Los Pradere andan muy enojados con Perón y su régimen (?), porque al "segundo tirano" se le ocurrió darles derechos laborales a los sirvientes —también... imagínese, es 17 de Octubre, San Perón, y la familia no tiene quién le cocine y le sirva la comida, pobres, y para colmo de la desgracia; se van a tener que conformar con medialunas de ayer, suministradas por la elegantísima confitería París (en su desvarío que no reconoce límites, la autora las llama croissants y cree que la oligarquía vernácula desayuna todas las mañanas con medialunas de la París, che, recién sacaditas del horno)— y sobre todo; porque pende sobre ellos, como la consabida espada de Damocles, la amenaza de expropiación de su adorada "Bagatelle".
El gran Arturo Jauretche situó a la Guido como "marginal a la literatura" y la definió certera y magistralmente como "una escritora de medio pelo para lectores de medio pelo" (sic); además de señalar con perspicacia que El incendio y las vísperas es un libro que "no pudo suscitar ningún interés, sino todo lo contrario, en la clase alta a la que se pretende cortejar ignorando las pautas de la misma y la falsedad injuriosa de las que le atribuye la autora" (sic), y que su lectura "requiere un público en que se dé en las mismas medidas que en su libro, la ignorancia y la petulancia intelectual, la falsedad en la posición y el aplomo para actuar del que la ignora, y que participe de una visión del país completamente sofisticada a través de una lente de convenciones deformantes y tenidas por ciertas" (sic).

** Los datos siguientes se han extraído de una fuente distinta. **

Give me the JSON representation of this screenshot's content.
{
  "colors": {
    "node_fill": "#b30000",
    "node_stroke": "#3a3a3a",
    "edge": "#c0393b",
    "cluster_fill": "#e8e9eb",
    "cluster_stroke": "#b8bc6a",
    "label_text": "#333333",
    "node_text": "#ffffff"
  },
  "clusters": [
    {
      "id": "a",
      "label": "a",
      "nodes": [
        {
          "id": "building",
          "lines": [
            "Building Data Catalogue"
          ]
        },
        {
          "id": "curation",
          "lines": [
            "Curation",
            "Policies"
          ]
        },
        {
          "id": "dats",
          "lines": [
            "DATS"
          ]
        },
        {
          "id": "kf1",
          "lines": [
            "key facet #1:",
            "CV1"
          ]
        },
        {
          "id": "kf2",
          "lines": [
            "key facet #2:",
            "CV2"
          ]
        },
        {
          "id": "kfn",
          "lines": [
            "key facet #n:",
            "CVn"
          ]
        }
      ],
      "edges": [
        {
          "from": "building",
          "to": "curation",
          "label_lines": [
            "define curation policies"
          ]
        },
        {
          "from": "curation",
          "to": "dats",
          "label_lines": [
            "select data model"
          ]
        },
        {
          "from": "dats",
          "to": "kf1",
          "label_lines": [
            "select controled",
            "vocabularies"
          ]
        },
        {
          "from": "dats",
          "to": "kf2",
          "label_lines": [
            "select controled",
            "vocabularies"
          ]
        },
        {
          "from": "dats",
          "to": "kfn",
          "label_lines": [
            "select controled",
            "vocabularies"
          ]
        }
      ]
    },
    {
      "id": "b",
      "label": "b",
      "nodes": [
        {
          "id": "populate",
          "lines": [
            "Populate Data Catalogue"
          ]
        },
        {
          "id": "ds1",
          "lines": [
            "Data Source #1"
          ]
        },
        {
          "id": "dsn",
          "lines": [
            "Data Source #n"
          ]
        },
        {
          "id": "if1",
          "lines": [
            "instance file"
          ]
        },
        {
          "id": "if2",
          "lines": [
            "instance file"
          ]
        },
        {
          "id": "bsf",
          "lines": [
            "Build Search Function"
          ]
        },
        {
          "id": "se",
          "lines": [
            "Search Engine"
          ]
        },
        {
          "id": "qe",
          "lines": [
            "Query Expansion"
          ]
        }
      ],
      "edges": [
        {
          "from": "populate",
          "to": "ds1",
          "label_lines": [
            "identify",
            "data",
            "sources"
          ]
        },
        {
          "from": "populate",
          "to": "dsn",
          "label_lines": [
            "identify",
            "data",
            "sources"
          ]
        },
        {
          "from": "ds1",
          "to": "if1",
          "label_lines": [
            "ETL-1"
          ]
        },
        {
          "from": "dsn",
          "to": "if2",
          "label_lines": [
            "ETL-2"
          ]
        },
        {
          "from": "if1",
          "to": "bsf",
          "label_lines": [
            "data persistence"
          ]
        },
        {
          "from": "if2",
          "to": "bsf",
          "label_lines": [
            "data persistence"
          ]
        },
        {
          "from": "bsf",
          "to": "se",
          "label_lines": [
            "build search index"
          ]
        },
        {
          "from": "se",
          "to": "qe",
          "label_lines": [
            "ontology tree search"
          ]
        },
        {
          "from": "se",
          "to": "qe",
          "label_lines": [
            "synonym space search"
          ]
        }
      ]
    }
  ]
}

Dicho en criollo, El incendio y las vísperas vendría a ser más o menos como la pedorrísima revista yanqui en su versión en español Selecciones del Reader's Digest, vio, esa que ciertos segmentos de nuestras clases medias, en su arribismo estulto y guarango, consumen como sucedáneo de la cultura. Se necesitaría tener la portentosa imaginación de Verne o de Bradbury para figurarse a un aristócrata de verdad o a un auténtico trabajador, leyendo con interés el libro de la Guido y sintiéndose representado en él.
En fin, ya cumplí con mi deber de advertirle con qué clase de literatura se va a encontrar; ahora, si usted no tiene nada mejor que hacer y quiere reírse de los dislates en que incurre la autora, entonces léalo, pero después, cuando no pueda refrenar el vómito; no venga a culparme, eh.
Por mi parte, encontré, para el ejemplar que avergüenza a mi biblioteca, un fin más que útil: me viene de perillas para imitar a Pepe Carvalho usándolo para prender el fuego.